Systemic risk is measured using Beta, how volatile the client’s portfolio is compared to the benchmark or market selected. Investment theory uses the capital assets pricing model and Sharpe ratio to explain the impacts of systemic risk.

Non-systemic risk can come from the firm’s accounting metrics, assuming the systemic risk is stable, volatility of the asset, based on its historic returns.

Non-systemic risk is measured using modern portfolio theory and standard deviation. An adviser might select two assets, each with a 5 per cent return. Further analysis may suggest Asset 2 has experienced more volatility than Asset 1 to achieve the same profit, so Asset 1 ought to be selected.
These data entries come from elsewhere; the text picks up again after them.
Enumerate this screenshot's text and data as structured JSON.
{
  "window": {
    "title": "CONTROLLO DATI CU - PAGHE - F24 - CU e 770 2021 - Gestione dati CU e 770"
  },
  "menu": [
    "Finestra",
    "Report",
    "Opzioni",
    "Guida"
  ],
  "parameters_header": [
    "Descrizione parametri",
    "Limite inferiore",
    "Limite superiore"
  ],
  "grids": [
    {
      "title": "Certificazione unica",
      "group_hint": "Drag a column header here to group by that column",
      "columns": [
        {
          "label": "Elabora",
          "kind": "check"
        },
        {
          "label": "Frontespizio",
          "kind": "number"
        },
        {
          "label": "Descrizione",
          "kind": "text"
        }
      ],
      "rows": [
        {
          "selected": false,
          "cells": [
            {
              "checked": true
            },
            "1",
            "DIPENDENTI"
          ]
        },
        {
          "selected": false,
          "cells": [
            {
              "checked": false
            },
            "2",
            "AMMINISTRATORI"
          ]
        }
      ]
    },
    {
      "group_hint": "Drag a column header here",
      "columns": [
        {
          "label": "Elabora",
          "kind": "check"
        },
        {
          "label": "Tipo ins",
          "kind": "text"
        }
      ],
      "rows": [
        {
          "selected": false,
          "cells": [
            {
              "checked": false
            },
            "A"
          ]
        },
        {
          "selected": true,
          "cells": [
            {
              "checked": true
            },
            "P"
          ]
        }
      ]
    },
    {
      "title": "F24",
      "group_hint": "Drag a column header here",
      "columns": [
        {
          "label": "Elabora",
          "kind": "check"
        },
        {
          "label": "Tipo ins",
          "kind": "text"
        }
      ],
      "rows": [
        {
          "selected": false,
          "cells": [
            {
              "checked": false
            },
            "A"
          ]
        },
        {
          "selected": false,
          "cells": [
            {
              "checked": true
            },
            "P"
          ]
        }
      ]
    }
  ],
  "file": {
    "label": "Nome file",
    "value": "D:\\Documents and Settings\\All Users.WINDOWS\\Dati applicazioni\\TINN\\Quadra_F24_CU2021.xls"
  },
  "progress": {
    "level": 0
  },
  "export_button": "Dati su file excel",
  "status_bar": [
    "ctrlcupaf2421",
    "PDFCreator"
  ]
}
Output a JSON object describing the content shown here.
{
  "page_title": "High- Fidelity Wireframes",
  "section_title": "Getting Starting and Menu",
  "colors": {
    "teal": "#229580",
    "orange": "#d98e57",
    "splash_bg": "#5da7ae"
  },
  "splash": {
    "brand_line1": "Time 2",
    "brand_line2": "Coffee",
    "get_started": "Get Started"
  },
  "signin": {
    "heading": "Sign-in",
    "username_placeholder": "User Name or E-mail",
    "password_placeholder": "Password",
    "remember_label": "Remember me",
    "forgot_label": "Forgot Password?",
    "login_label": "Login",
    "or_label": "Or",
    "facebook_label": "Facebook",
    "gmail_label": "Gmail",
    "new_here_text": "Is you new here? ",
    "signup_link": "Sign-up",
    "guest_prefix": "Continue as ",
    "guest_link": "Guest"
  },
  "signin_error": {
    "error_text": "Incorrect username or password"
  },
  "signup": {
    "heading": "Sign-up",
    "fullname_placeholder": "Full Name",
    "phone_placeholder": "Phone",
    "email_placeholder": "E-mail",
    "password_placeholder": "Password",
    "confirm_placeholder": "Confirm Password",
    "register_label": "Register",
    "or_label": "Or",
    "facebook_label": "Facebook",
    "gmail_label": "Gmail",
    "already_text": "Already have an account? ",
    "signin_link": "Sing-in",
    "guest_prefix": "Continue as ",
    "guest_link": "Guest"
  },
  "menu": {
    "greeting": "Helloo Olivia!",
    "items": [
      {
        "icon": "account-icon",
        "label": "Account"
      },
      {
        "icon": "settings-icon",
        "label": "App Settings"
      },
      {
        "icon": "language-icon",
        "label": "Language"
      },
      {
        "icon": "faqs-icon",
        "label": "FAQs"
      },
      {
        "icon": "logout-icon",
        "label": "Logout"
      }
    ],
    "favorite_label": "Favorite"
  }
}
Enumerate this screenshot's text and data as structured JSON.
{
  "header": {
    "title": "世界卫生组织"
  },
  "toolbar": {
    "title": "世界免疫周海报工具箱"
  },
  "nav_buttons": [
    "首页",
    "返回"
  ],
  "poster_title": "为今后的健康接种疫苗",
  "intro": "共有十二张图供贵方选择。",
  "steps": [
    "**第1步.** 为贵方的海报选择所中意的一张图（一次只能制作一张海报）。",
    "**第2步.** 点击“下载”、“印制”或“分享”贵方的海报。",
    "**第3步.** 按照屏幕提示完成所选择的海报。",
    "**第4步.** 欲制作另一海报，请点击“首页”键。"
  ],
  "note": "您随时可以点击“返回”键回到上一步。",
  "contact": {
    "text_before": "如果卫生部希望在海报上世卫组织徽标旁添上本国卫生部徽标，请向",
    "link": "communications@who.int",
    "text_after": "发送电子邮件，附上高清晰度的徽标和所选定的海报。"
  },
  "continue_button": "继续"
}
A reasonable conversation regarding risk with a client ought to start with the timeframe for investing along with their objectives. As alluded to above, the client’s risk profile could be assessed on their evaluations of both systemic and non-systemic risk. Systemic risk,is perhaps more aligned to the client’s emotions; they tend to talk about markets, countries and continents as opposed to assessing individual companies or asset classes.

Arguably, advisers fail to explain risk correctly and rely on third party tools to do a poor job for them. The FCA makes it clear that focusing on the volatility of non-systemic risk – usually based on past performance – is completely flawed. Inflationary, liquidity and the crucial macro-economic risks must be included in the risk assessment. The FCA was deeply concerned about the reliance of volatility (Beta) as the single measure of risk suitability.

To reduce systemic risk, investment theory suggests we ought to diversify asset classes or products. A high concentration of a single product (for example, structured products) was highlighted by the FCA as providing additional risk. To reduce non-systemic risk, advisers ought to ensure the returns of the assets selected cannot be achieved with a lower standard deviation.

It should be noted that investment theory has one major flaw, it does not consider behavioural theory. Regardless of the effort exerted to ensure an accurate risk-profile, clients will exhibit inconsistent thinking-styles in times of high volatility. Herd behaviour, selling and buying with the market, along with anchoring on a single metric and overreacting will all result in irrational behaviour.